Caso Álcool: Tribunal deu como provado que produto importado provocou mortes

09.09.2008 - 13:47 Por Lusa
O colectivo que julga o chamado "megaprocesso do álcool" deu hoje como provado que o produto, importado de França por algum dos arguidos, provocou a morte de uma mulher e foi causa provável de morte de quatro homens na Noruega.

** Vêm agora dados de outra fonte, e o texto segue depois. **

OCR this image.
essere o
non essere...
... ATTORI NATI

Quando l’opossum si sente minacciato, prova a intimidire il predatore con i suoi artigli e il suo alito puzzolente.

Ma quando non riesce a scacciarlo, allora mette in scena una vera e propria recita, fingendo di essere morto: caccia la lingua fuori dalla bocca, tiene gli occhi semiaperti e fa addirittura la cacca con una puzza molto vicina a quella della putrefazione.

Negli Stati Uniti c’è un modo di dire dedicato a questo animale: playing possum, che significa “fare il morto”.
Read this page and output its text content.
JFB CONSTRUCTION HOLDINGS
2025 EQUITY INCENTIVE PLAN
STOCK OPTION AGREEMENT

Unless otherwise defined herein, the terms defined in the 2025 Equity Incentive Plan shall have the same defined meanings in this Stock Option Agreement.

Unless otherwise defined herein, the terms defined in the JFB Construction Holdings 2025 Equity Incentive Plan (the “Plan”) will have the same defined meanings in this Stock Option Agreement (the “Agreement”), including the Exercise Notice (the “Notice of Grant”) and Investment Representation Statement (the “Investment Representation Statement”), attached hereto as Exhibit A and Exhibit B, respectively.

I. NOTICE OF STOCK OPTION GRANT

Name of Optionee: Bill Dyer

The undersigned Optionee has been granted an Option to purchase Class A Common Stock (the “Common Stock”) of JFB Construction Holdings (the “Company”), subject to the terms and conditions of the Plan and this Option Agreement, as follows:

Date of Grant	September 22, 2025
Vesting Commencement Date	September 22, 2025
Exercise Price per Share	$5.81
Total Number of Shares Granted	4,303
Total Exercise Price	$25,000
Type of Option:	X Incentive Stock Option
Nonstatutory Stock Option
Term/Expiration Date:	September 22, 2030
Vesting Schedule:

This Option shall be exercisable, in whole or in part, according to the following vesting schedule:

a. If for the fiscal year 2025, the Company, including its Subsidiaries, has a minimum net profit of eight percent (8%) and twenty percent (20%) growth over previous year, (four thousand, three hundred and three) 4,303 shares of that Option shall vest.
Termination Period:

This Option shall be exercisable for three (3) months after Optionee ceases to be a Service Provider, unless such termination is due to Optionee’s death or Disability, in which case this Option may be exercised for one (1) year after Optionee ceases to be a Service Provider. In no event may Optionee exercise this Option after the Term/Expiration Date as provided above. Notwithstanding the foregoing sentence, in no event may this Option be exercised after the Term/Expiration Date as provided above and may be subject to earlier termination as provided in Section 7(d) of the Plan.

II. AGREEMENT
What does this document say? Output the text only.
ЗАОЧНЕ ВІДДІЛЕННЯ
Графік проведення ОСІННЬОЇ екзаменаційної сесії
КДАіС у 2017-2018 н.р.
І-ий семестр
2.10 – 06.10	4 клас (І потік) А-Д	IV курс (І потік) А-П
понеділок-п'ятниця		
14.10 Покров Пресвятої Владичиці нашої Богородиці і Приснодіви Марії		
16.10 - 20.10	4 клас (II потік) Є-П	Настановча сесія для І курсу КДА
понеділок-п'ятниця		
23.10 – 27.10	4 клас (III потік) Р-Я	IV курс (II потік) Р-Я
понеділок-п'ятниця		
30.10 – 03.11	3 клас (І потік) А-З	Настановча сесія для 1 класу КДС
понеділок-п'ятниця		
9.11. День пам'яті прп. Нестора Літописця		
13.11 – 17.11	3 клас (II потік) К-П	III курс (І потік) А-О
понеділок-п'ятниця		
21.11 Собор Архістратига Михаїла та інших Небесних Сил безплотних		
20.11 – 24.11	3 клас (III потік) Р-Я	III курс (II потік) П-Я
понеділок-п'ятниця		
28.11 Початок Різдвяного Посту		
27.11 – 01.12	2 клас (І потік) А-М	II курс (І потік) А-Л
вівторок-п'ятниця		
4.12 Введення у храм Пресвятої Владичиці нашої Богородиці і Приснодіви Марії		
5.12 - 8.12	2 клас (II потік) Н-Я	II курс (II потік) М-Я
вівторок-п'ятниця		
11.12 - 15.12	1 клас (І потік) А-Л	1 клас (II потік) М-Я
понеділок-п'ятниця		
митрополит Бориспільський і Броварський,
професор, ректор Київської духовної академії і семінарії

Na leitura do acórdão, que decorre desde ontem no Tribunal de Sintra, a juíza presidente do colectivo, Maria Amélia Lopes da Silva, considerou que os arguidos conheciam as propriedades tóxicas do metanol misturado no álcool revendido ao comerciante norueguês Erik Fallo, que cumpre pena na Noruega por responsabilidade na morte de 12 pessoas.
Sem atribuir responsabilidades específicas a nenhum dos arguidos, a parte do acórdão lida hoje de manhã referiu os contactos de vários deles com Erik Fallo, que se deslocou pelo menos uma vez a Portugal, encontrando-se com alguns dos arguidos para discutir a má qualidade do álcool que tinha comprado. Segundo o acórdão, terá sido Erik Fallo a suportar inicialmente as despesas com o transporte do álcool - vendido ao norueguês a 1,90 euros o litro - acordadas em encontros com os arguidos na Alemanha e na Bélgica.
Vários dos 200 arguidos foram responsáveis pelo transporte de milhares de litros de álcool para aqueles países e ainda para França e Espanha, acrescentou o acórdão. Foram encontrados contentores com vinho e outras bebidas alcoólicas na posse de vários arguidos que, após análise, se verificou não serem adequadas para consumo, tal como vários carregamentos apreendidos pelas autoridades alemãs e francesas, refere ainda a juíza.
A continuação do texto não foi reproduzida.